World Music

July 10, 2006


Queens producer K-Salaam's new album The World Is Ours hits stores tomorrow. Co-produced with Beatnick, the disc is a pretty ambitious compilation of real life smash-toegethers (Sizzla, Mos Def, Da Backwudz, Capleton, Busy Signal and more are all featured on various collabs) over brand new, original beats. We recently talked to K about the project, and you can read what he had to say after the jump.




When you first started recording this album, did you have an idea of the direction you wanted the whole LP to take?

It wasn’t really [when I had] the first tracks, it was actually before I had any tracks, I had a goal of what I wanted to do and what kind of project I wanted to put together, and who I wanted to put on the record. Nothing was an accident, everything was real formulated and kind of planned out beforehand, yeah. Before I recorded or event talked to any of the artists I had a specific idea of who I wanted - actually I wrote down fifteen names and I got thirteen of them.

So you knew off the bat you wanted to blend hip hop and dancehall?

Basically, I used to DJ for a long time, like 12 years ago, and through DJing I got into reggae and people would ask me to do some dancehall stuff, and so I started doing that. These are all artists that I work with, it wasn’t really anything that I tried to force - and from what I hear and what people are telling me, it doesn’t sound like a forced thing, not just trying to mix different genres. All the artists are from the streets and really have something to say, whatever “genre” they’re in, I feel its really all tied together. The drums are hip hop drums but the music is just music, and that’s how our production team works - I got a give a shout out to my partner Beatnick, at this point the dude is the dude that’s more doing the music and I’m more doing the business.

What was the process like recording so many different artists?

Capleton and some of the reggae dudes I got first, then we got some of the hip hop dudes, M-1 of Dead Prez. [I got] artists that people really respect, so that I could come to other people and say “I got Capleton, I got Dead Prez” and then people come and say, OK, this is a respectful project, even if its not going to sell a million albums, its got real artists that are going to be around a long time. That’s one of the goals that I have—I’m not against people trying to make pop music, there’s a niche for everybody, but I wanted to make an album that’s could last a long long ways down the road after I’m gone, something people can listen to and sample later on.

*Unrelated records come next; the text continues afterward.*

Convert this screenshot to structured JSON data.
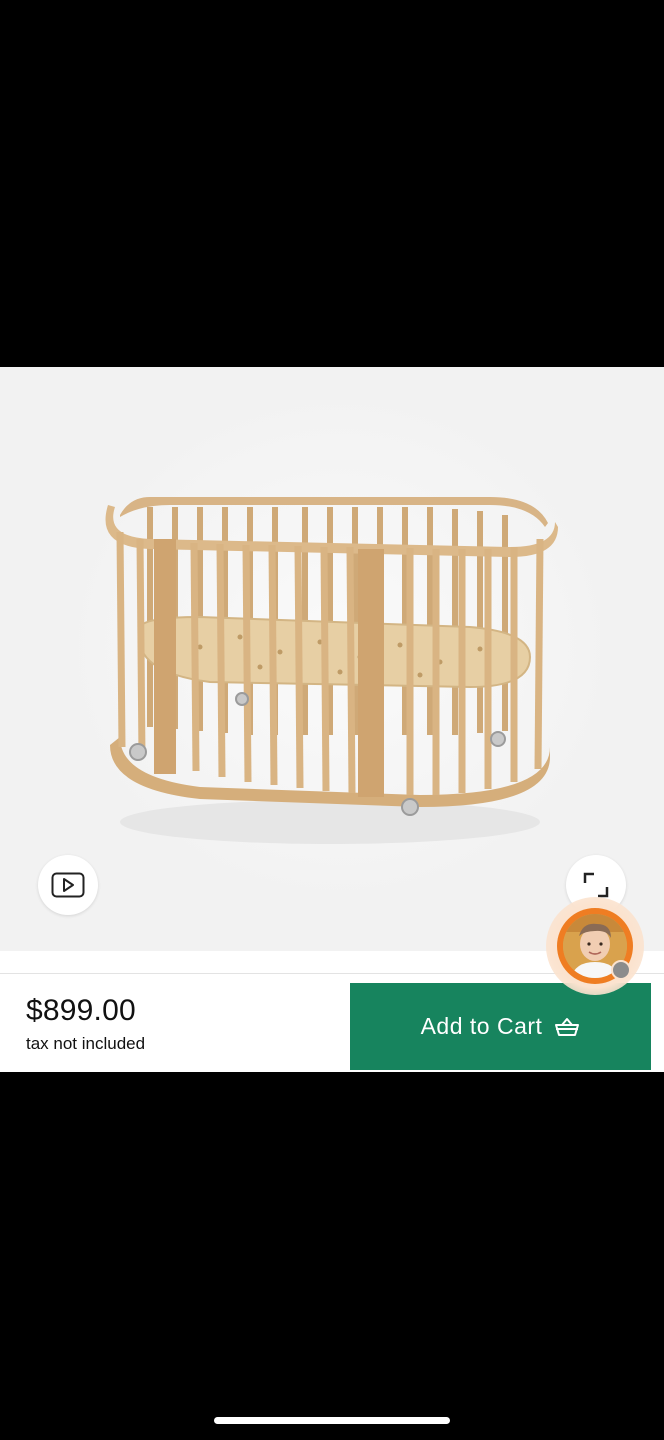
{
  "product": {
    "image_alt": "Oval wooden crib on caster wheels",
    "price": "$899.00",
    "tax_note": "tax not included"
  },
  "buttons": {
    "add_to_cart": "Add to Cart"
  },
  "icons": {
    "video": "play-icon",
    "expand": "expand-icon",
    "cart": "basket-icon"
  },
  "colors": {
    "accent": "#17845e",
    "avatar_ring": "#ef7d22"
  }
}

How did the Papoose / Busy Signal song come about?

I’m not ashamed to say that was a track where they weren’t in the same room at the same time. If I had the big money, or even if it was just a little bit more money than I had, I could have definitely got them to be in the same place at the same time, it was just a situation I had Busy do a verse - I actually was trying to get Bounty Killer on a project, and his manager Julian was like, ‘Yo I got this new cat, he’s blowing up in Jamaica he’s about to blow up in New York and the United States.’ At the time [Busy Signal] wasn’t as big but I heard the name and I trusted him, so he did a verse on it.

I got a couple of phone numbers for Papoose afterwards. He was cool, but he was like, “Dude, I don’t know you, this is what I can give you, this is what I charge,” and I was like, Damn I’m not going to be able to get him. I had to just swallow my pride, and when the project was almost over with, it looked like the Busy song wasn’t going to get on it—which was killing me cause we had already made the hook which I loved, and Busy’s verse was just…I love it, he killed it. Then we literally bumped into Papoose and his manager at Cutting Room Studios while they were out mixing something else. He overheard the beat and I got a chance to talk to him face to face, and this time he was feeling it, and he got on it—he didn’t get on it that night, he wanted to get on it that night, but he had to do a show and he was like “Y’all going to be at the studio tomorrow?” We did it then and I just felt like that was good karma coming back to us, cause we literally bumped into him like two days before we were wrapping up the whole album.

What other artists are you and Beatnick working with now through the production company?

We’re doing some stuff with Sizzla, we’re working with Dead Prez, especially Sticman, some up and coming artists that just got signed to labels. A lot of people from the project [too], we might be doing some stuff with Papoose, a bunch of different people man. We just stick and move, right now things are going well.